Humidity is also an essential component because it is what activates the mycelium from which the mushrooms will subsequently be born. To provide the necessary humidity, grow in a propagator and moisturize the bread withreverse osmosis, bottled or distilled water but never with tap water. As you add the water, the bread will start to swell and you will then need to keep adding water as you go so that it absorbs it and soaks up well. Once the bread is hydrated, empty the excess water because if there is any left at the base, it will cause rotting. You will receive your bread with a bag that will act as a greenhouse but if you want to achieve the best results, you will have need a propagator. In order to activate the mycelium, keep humidity around 90% during the first 2 days by adding water to the base of your greenhouse (also osomosed or bottled). Another way to keep the humidity at this level is to leave the lid of the tupperware closed. After the first 2 days, lower the humidity to 70%. It suffices for this to play with the windows of your greenhouse until the desired rate is obtained.

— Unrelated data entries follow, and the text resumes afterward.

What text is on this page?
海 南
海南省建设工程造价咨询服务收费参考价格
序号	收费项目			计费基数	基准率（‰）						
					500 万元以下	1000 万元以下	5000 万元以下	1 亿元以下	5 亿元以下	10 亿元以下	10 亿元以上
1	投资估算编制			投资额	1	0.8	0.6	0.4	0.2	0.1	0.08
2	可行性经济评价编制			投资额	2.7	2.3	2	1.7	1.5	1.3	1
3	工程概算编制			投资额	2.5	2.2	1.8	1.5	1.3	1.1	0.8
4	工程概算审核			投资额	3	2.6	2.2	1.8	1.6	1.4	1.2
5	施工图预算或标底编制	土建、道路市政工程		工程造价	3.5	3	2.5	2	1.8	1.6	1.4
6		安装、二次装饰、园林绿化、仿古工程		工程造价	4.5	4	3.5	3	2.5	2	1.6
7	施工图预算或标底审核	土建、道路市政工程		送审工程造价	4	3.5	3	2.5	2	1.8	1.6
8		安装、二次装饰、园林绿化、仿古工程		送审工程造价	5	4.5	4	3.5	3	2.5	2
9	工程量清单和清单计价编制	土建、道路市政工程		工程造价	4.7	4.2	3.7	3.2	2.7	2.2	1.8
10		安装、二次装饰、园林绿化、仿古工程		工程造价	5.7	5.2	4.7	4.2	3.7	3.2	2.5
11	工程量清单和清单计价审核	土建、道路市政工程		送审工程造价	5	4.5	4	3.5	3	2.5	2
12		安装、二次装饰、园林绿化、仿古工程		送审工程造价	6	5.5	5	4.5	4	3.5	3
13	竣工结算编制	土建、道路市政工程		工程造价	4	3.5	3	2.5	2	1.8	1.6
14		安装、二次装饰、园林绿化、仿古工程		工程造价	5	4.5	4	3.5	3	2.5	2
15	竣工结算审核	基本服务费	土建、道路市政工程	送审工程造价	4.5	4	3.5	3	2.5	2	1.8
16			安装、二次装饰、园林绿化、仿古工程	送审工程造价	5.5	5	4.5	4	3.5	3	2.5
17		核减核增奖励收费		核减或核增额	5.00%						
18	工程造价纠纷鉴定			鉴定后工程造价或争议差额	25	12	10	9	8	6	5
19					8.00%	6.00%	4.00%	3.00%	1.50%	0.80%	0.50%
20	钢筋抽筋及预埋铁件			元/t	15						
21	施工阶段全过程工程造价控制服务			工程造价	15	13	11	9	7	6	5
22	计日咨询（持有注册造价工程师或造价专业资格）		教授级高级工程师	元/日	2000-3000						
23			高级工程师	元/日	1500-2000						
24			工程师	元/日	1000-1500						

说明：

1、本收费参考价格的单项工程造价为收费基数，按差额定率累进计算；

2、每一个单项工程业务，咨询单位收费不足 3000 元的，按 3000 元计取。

The temperature is also very important since mushrooms are cultivated between 21 ° C and 24 ° C. So maintain that temperature range if you want to harvest as much as possible. If you live in a fairly cool area or want to grow them in a greenhouse, you can resort to a heating propagator or add a thermal blanket below. If you grow them at a temperature below 21 ° C, the fungi will thrive slower and will therefore offer a lower production because these breads have a limited shelf life once the mycelium is activated.
The last factor to consider is hygiene because shrooms are very sensitive species, so you will have to maintain their habitat completely clean and sterilized. Never touch bread or mushrooms directly with your hands, always use latex gloves and if possible a mask. Likewise, never alter their environment by smoking or spraying any type of product or deodorant in the room where they are located, as this could be fatal for mushrooms.
By respecting these parameters (lighting, humidity, temperature and hygiene), you just have to wait for your mushrooms to grow. On GB you will find everything you need to provide them with the best conditions as well as supplements such as thermal blankets, thermo-hygrometers and complete mycological study kits.
Cultivate for mycological study
Between 7 and 14 days after activating the mycelium, the first shrooms start to grow and from that moment the development is spectacular. If you observe them several times a day, you will see how quickly they grow, which may take several centimeters per day. After 3-4 days, they will be ready to harvest, then you will only have to let them dry for a few days before you can finally taste them. To remove the mushrooms, just put on gloves and grab them with your fingers by pulling it lightly and applying a slight rotation. You will find that they will not offer much resistance. Shrooms are very sensitive and the point where you took them will turn black in just a few hours. This reaction is normal and therefore there is no worries about their edibility. Even if you leave the bread without the fungus, the mycelium will be still active for a while (which will vary according to the conditions brought), which can generate new shoots a few days later. If you have taken good care of it, then you can have up to 3 or 4 good harvests, which is very productive and ultimately inexpensive.